In vain we call old notions fudge
And bend our conscience to
our dealing.
The Ten Commandments will not budge
And stealing will continue
stealing.
—Motto of American Copyright League.
Suspicion always haunts the guilty mind;
The thief doth fear each bush an officer.
—Shakespeare.
See also Chicken stealing; Lawyers; Lost and found.
THIN PEOPLE
There was an old fellow named Green,
Who grew so abnormally lean,
And flat, and compressed,
That his back touched his
chest,
And sideways he couldn’t be seen.
There was a young lady of Lynn,
Who was so excessively thin,
That when she essayed
To drink lemonade
She slipped through the straw and fell
in.
THRIFT
It was said of a certain village “innocent” or fool in Scotland that if he were offered a silver sixpence or copper penny he would invariably choose the larger coin of smaller value. One day a stranger asked him:
“Why do you always take the penny? Don’t you know the difference in value?

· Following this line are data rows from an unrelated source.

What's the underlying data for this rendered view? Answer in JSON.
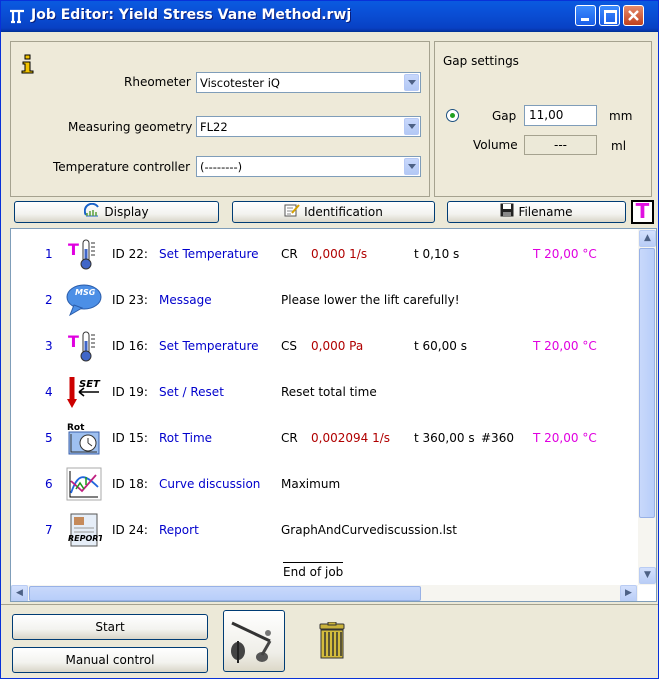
{
  "window": {
    "title": "Job Editor: Yield Stress Vane Method.rwj"
  },
  "setup": {
    "rheometer_label": "Rheometer",
    "rheometer_value": "Viscotester iQ",
    "geometry_label": "Measuring geometry",
    "geometry_value": "FL22",
    "temp_label": "Temperature controller",
    "temp_value": "(--------)"
  },
  "gap_settings": {
    "title": "Gap settings",
    "gap_label": "Gap",
    "gap_value": "11,00",
    "gap_unit": "mm",
    "volume_label": "Volume",
    "volume_value": "---",
    "volume_unit": "ml"
  },
  "toolbar": {
    "display": "Display",
    "identification": "Identification",
    "filename": "Filename",
    "t_label": "T"
  },
  "jobs": [
    {
      "num": "1",
      "icon": "set-temperature-icon",
      "id": "ID 22:",
      "name": "Set Temperature",
      "mode": "CR",
      "value": "0,000 1/s",
      "time": "t 0,10 s",
      "count": "",
      "temp": "T 20,00 °C",
      "detail": ""
    },
    {
      "num": "2",
      "icon": "message-icon",
      "id": "ID 23:",
      "name": "Message",
      "mode": "",
      "value": "",
      "time": "",
      "count": "",
      "temp": "",
      "detail": "Please lower the lift carefully!"
    },
    {
      "num": "3",
      "icon": "set-temperature-icon",
      "id": "ID 16:",
      "name": "Set Temperature",
      "mode": "CS",
      "value": "0,000 Pa",
      "time": "t 60,00 s",
      "count": "",
      "temp": "T 20,00 °C",
      "detail": ""
    },
    {
      "num": "4",
      "icon": "set-reset-icon",
      "id": "ID 19:",
      "name": "Set / Reset",
      "mode": "",
      "value": "",
      "time": "",
      "count": "",
      "temp": "",
      "detail": "Reset total time"
    },
    {
      "num": "5",
      "icon": "rot-time-icon",
      "id": "ID 15:",
      "name": "Rot Time",
      "mode": "CR",
      "value": "0,002094 1/s",
      "time": "t 360,00 s",
      "count": "#360",
      "temp": "T 20,00 °C",
      "detail": ""
    },
    {
      "num": "6",
      "icon": "curve-discussion-icon",
      "id": "ID 18:",
      "name": "Curve discussion",
      "mode": "",
      "value": "",
      "time": "",
      "count": "",
      "temp": "",
      "detail": "Maximum"
    },
    {
      "num": "7",
      "icon": "report-icon",
      "id": "ID 24:",
      "name": "Report",
      "mode": "",
      "value": "",
      "time": "",
      "count": "",
      "temp": "",
      "detail": "GraphAndCurvediscussion.lst"
    }
  ],
  "end_of_job": "End of job",
  "bottom": {
    "start": "Start",
    "manual": "Manual control"
  },
  "icons": {
    "msg_text": "MSG",
    "set_text": "SET",
    "rot_text": "Rot",
    "report_text": "REPORT"
  },
  "colors": {
    "accent_blue": "#0000CC",
    "value_red": "#B00000",
    "temp_magenta": "#E000E0"
  }
}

“Aye,” answered the fool, “I ken the difference in value. But if I took the saxpence they would never try me again.”
The Mrs. never misses
Any bargain sale,
For the female of the species
Is more thrifty than the male.
MCANDREWS (the chemist, at two A.M.)—“Two penn’orth of bicarbonate of soda for indigestion at this time o’ night, when a glass of hot water does just as well!”

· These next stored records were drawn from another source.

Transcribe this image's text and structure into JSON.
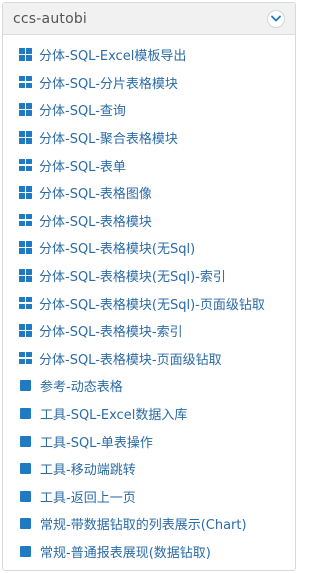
{
  "panel": {
    "title": "ccs-autobi",
    "collapse_icon": "chevron-down-icon",
    "accent": "#1f7ac2",
    "link_color": "#2b6ba6"
  },
  "items": [
    {
      "label": "分体-SQL-Excel模板导出",
      "icon": "grid-icon"
    },
    {
      "label": "分体-SQL-分片表格模块",
      "icon": "grid-icon"
    },
    {
      "label": "分体-SQL-查询",
      "icon": "grid-icon"
    },
    {
      "label": "分体-SQL-聚合表格模块",
      "icon": "grid-icon"
    },
    {
      "label": "分体-SQL-表单",
      "icon": "grid-icon"
    },
    {
      "label": "分体-SQL-表格图像",
      "icon": "grid-icon"
    },
    {
      "label": "分体-SQL-表格模块",
      "icon": "grid-icon"
    },
    {
      "label": "分体-SQL-表格模块(无Sql)",
      "icon": "grid-icon"
    },
    {
      "label": "分体-SQL-表格模块(无Sql)-索引",
      "icon": "grid-icon"
    },
    {
      "label": "分体-SQL-表格模块(无Sql)-页面级钻取",
      "icon": "grid-icon"
    },
    {
      "label": "分体-SQL-表格模块-索引",
      "icon": "grid-icon"
    },
    {
      "label": "分体-SQL-表格模块-页面级钻取",
      "icon": "grid-icon"
    },
    {
      "label": "参考-动态表格",
      "icon": "square-icon"
    },
    {
      "label": "工具-SQL-Excel数据入库",
      "icon": "square-icon"
    },
    {
      "label": "工具-SQL-单表操作",
      "icon": "square-icon"
    },
    {
      "label": "工具-移动端跳转",
      "icon": "square-icon"
    },
    {
      "label": "工具-返回上一页",
      "icon": "square-icon"
    },
    {
      "label": "常规-带数据钻取的列表展示(Chart)",
      "icon": "square-icon"
    },
    {
      "label": "常规-普通报表展现(数据钻取)",
      "icon": "square-icon"
    }
  ]
}
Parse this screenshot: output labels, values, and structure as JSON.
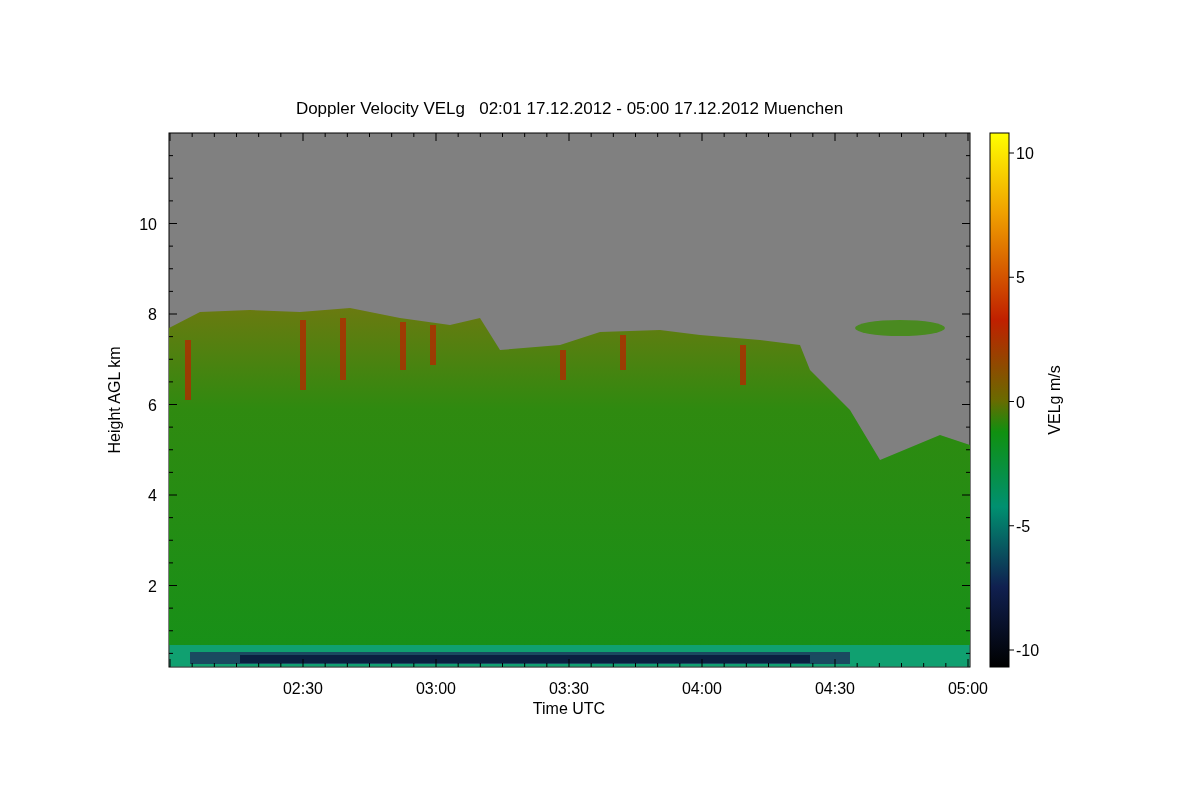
{
  "title": "Doppler Velocity VELg   02:01 17.12.2012 - 05:00 17.12.2012 Muenchen",
  "plot": {
    "ylabel": "Height AGL km",
    "xlabel": "Time UTC",
    "yticks": [
      "10",
      "8",
      "6",
      "4",
      "2"
    ],
    "xticks": [
      "02:30",
      "03:00",
      "03:30",
      "04:00",
      "04:30",
      "05:00"
    ]
  },
  "colorbar": {
    "label": "VELg m/s",
    "ticks": [
      "10",
      "5",
      "0",
      "-5",
      "-10"
    ]
  }
}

SANDY (hastily)—“Well, well! Thanks for the advice. I’ll not bother ye, after all. Gude nicht!”
The foreman and his crew of bridgemen were striving hard to make an impression on the select board provided by Mrs. Rooney at her Arkansas eating establishment.

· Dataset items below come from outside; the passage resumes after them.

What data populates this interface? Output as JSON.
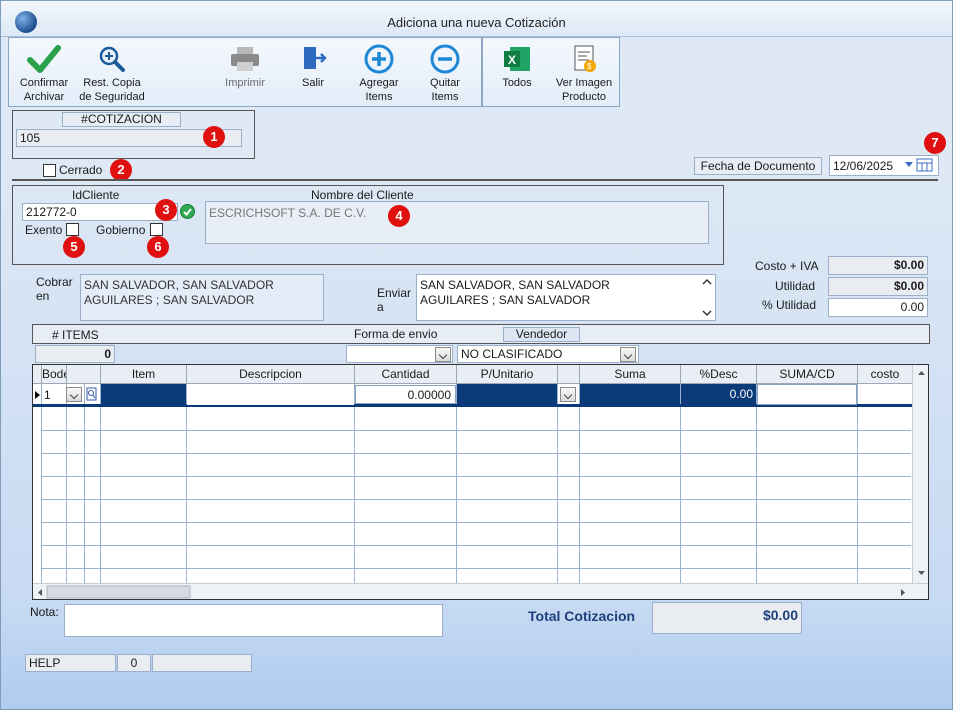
{
  "window": {
    "title": "Adiciona una nueva Cotización"
  },
  "toolbar": {
    "confirm_line1": "Confirmar",
    "confirm_line2": "Archivar",
    "restore_line1": "Rest. Copia",
    "restore_line2": "de Seguridad",
    "print_label": "Imprimir",
    "exit_label": "Salir",
    "add_line1": "Agregar",
    "add_line2": "Items",
    "remove_line1": "Quitar",
    "remove_line2": "Items",
    "excel_label": "Todos",
    "image_line1": "Ver Imagen",
    "image_line2": "Producto"
  },
  "quote": {
    "number_label": "#COTIZACION",
    "number_value": "105",
    "closed_label": "Cerrado"
  },
  "document_date": {
    "label": "Fecha de  Documento",
    "value": "12/06/2025"
  },
  "client": {
    "id_label": "IdCliente",
    "id_value": "212772-0",
    "name_label": "Nombre del Cliente",
    "name_value": "ESCRICHSOFT S.A. DE C.V.",
    "exempt_label": "Exento",
    "government_label": "Gobierno"
  },
  "addresses": {
    "bill_label_1": "Cobrar",
    "bill_label_2": "en",
    "bill_line1": "SAN SALVADOR, SAN SALVADOR",
    "bill_line2": "AGUILARES ; SAN SALVADOR",
    "ship_label_1": "Enviar",
    "ship_label_2": "a",
    "ship_line1": "SAN SALVADOR, SAN SALVADOR",
    "ship_line2": "AGUILARES ; SAN SALVADOR"
  },
  "totals_side": {
    "cost_label": "Costo + IVA",
    "cost_value": "$0.00",
    "profit_label": "Utilidad",
    "profit_value": "$0.00",
    "pct_label": "% Utilidad",
    "pct_value": "0.00"
  },
  "items_bar": {
    "count_label": "# ITEMS",
    "count_value": "0",
    "shipping_label": "Forma de envio",
    "shipping_value": "",
    "seller_label": "Vendedor",
    "seller_value": "NO CLASIFICADO"
  },
  "grid": {
    "columns": [
      "Bodega",
      "",
      "Item",
      "Descripcion",
      "Cantidad",
      "P/Unitario",
      "",
      "Suma",
      "%Desc",
      "SUMA/CD",
      "costo"
    ],
    "row": {
      "bodega": "1",
      "cantidad": "0.00000",
      "desc_pct": "0.00"
    }
  },
  "footer": {
    "note_label": "Nota:",
    "total_label": "Total Cotizacion",
    "total_value": "$0.00",
    "help_label": "HELP",
    "help_count": "0"
  },
  "badges": [
    "1",
    "2",
    "3",
    "4",
    "5",
    "6",
    "7"
  ],
  "colors": {
    "badge": "#e01010",
    "selected_row": "#0a3a78",
    "accent": "#2e6bc0"
  }
}
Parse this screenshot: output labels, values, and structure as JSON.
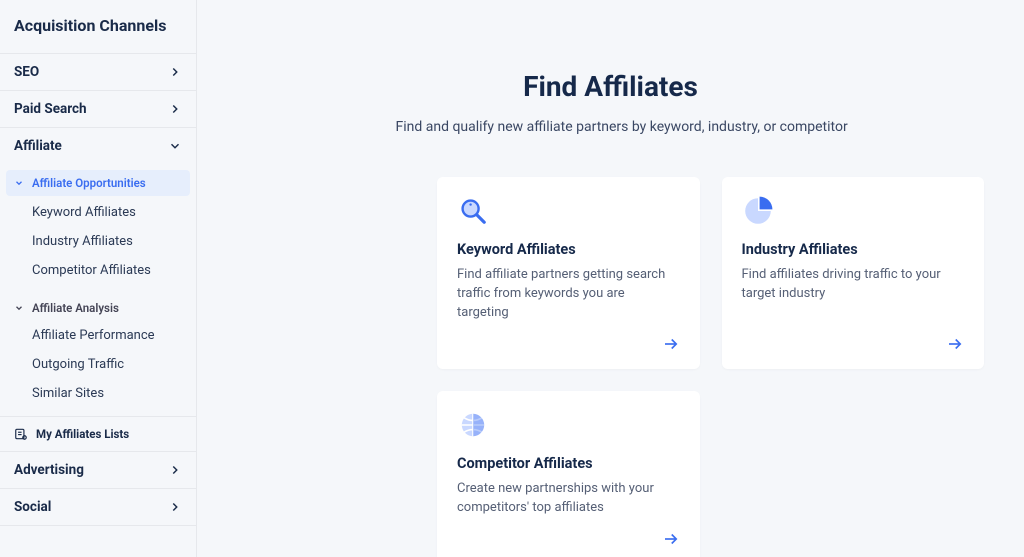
{
  "sidebar": {
    "title": "Acquisition Channels",
    "items": [
      {
        "label": "SEO"
      },
      {
        "label": "Paid Search"
      },
      {
        "label": "Affiliate"
      },
      {
        "label": "Advertising"
      },
      {
        "label": "Social"
      }
    ],
    "affiliate": {
      "opportunities": {
        "header": "Affiliate Opportunities",
        "links": [
          {
            "label": "Keyword Affiliates"
          },
          {
            "label": "Industry Affiliates"
          },
          {
            "label": "Competitor Affiliates"
          }
        ]
      },
      "analysis": {
        "header": "Affiliate Analysis",
        "links": [
          {
            "label": "Affiliate Performance"
          },
          {
            "label": "Outgoing Traffic"
          },
          {
            "label": "Similar Sites"
          }
        ]
      },
      "lists_label": "My Affiliates Lists"
    }
  },
  "hero": {
    "title": "Find Affiliates",
    "subtitle": "Find and qualify new affiliate partners by keyword, industry, or competitor"
  },
  "cards": [
    {
      "title": "Keyword Affiliates",
      "desc": "Find affiliate partners getting search traffic from keywords you are targeting"
    },
    {
      "title": "Industry Affiliates",
      "desc": "Find affiliates driving traffic to your target industry"
    },
    {
      "title": "Competitor Affiliates",
      "desc": "Create new partnerships with your competitors' top affiliates"
    }
  ]
}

“The old man sure made a funny deal down at Piney yesterday,” observed the foreman, with a wink at the man to his right.
“What’d he do?” asked the new man at the other end of the table.
“Well, a year or so ago there used to be a water tank there, but they took down the tub and brought it up to Cabin Creek. The well went dry and they covered it over. It was four or five feet round, ninety feet deep, and plumb in the right of way. Didn’t know what to do with it until along comes an old lollypop yesterday and gives the Old Man five dollars for it.”
“Five dollars for what?” asked the new man.
“Well,” continued the foreman, ignoring the interruption, “that old lollypop borrowed two jacks from the trackmen and jacked her up out of there and carried her home on wheels.’
“What’d he do with it?” persisted the new man.
“Say that old lollypop must’ve been a Yank. Nobody else could have figured it out. The ground on his place is hard and he needed some more fence. So he calc’lated ’twould be easier and cheaper to saw that old well up into post-holes than ’twould be to dig ’em.”